A man walks past t-shirts with images of Russian President Vladimir Putin at a gift shop in downtown Moscow on February 16, 2022. – Russian officials and the Kremlin on Wednesday were making fun of Western broadcasters for running with February 16 as the “invasion date” for when Russian could attack Ukraine. (Photo by ALEXANDER NEMENOV/AFP via Getty Images)

(NEXSTAR) – Amid Russia’s ongoing attack against its Ukrainian neighbor, many Western businesses have voluntarily joined the effort to strip Russian President Vladimir Putin of financial resources – but others continue to do business in the country.

To help keep track of where businesses stand in Russia, Yale University professor Jeffrey Sonnenfeld and his research team created two running lists – one with nearly 400 businesses that have changed their dealings with Russia, and a shorter one showing the businesses that haven’t.

“Despite the cost of abandoning major investments and the loss of business, there is a strong reputational incentive to withdraw,” Sonnenfeld wrote in an article for Fortune. “Companies that fail to withdraw face a wave of U.S. public resentment far greater than what they face on climate change, voting rights, gun safety, immigration reform, or border security.”

Three major U.S. companies that were working with Russia as usual last week – McDonald’s, Starbucks and Coca-Cola – all suspended business amid mounting pressure.

As of Friday, March 18, these are the companies remaining in Russia with significant exposure, according to Sonnenfeld:

  • Accor
  • Air Products
  • AstraZeneca
  • Asus
  • Auchan
  • Baker Hughes
  • Bose
  • Cloudflare
  • DDB
  • Decathlon
  • Emerson Electric
  • Fortiv
  • Glencore
  • Greif
  • Gruma
  • Halliburton
  • International Paper
  • IPG Photonics
  • Koch Industries
  • Leroy Merlin
  • Metro
  • Nalco
  • Oriflame Cosmetics
  • SC Johnson
  • Schlumberger
  • Subway
  • Weatherford International
  • Young Living

“In the days since we initially published our list, many of the ‘remain’ companies have responded to public backlash and decided to withdraw, and we are continuously revising our list to reflect these decisions as they are made,” the research team at the Yale Chief Executive Leadership Institute stated in a news release.

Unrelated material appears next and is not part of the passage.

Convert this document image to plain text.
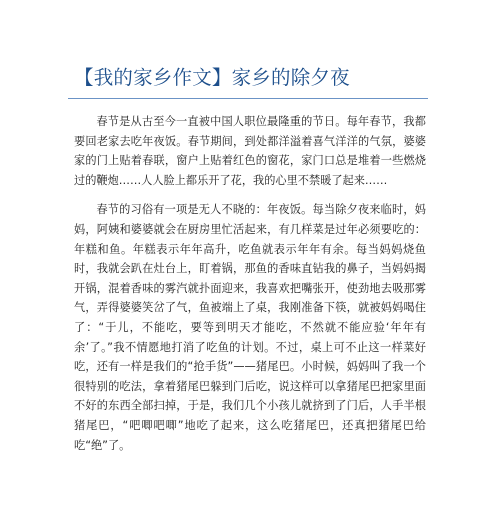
【我的家乡作文】家乡的除夕夜

春节是从古至今一直被中国人职位最隆重的节日。每年春节，我都要回老家去吃年夜饭。春节期间，到处都洋溢着喜气洋洋的气氛，婆婆家的门上贴着春联，窗户上贴着红色的窗花，家门口总是堆着一些燃烧过的鞭炮……人人脸上都乐开了花，我的心里不禁暖了起来……

春节的习俗有一项是无人不晓的：年夜饭。每当除夕夜来临时，妈妈，阿姨和婆婆就会在厨房里忙活起来，有几样菜是过年必须要吃的：年糕和鱼。年糕表示年年高升，吃鱼就表示年年有余。每当妈妈烧鱼时，我就会趴在灶台上，盯着锅，那鱼的香味直钻我的鼻子，当妈妈揭开锅，混着香味的雾汽就扑面迎来，我喜欢把嘴张开，使劲地去吸那雾气，弄得婆婆笑岔了气，鱼被端上了桌，我刚准备下筷，就被妈妈喝住了：“于儿，不能吃，要等到明天才能吃，不然就不能应验‘年年有余’了。”我不情愿地打消了吃鱼的计划。不过，桌上可不止这一样菜好吃，还有一样是我们的“抢手货”——猪尾巴。小时候，妈妈叫了我一个很特别的吃法，拿着猪尾巴躲到门后吃，说这样可以拿猪尾巴把家里面不好的东西全部扫掉，于是，我们几个小孩儿就挤到了门后，人手半根猪尾巴，“吧唧吧唧”地吃了起来，这么吃猪尾巴，还真把猪尾巴给吃“绝”了。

Subway, one of the businesses Sonnenfeld describes as “digging in – defying demands for exit or reduction of activities,” issued a statement saying that its roughly 450 sandwich shops in Russia “are all independently owned and operated by local franchisees and managed by an independent master franchisee,” but that the company would “redirect any profits from operations in Russia to humanitarian efforts supporting Ukrainians who have been affected by the war.”

During the March 8 announcement of the U.S. ban on Russian oil, President Joe Biden acknowledged the actions of private businesses.

“Major companies are pulling out of Russia entirely, without even being asked – not by us,” Biden said. “Over the weekend, Visa, Mastercard, American Express – they all suspended their services in Russia. All of them.”

Since Russia invaded Ukraine the ruble has fallen roughly 40% against the dollar amid crippling sanctions.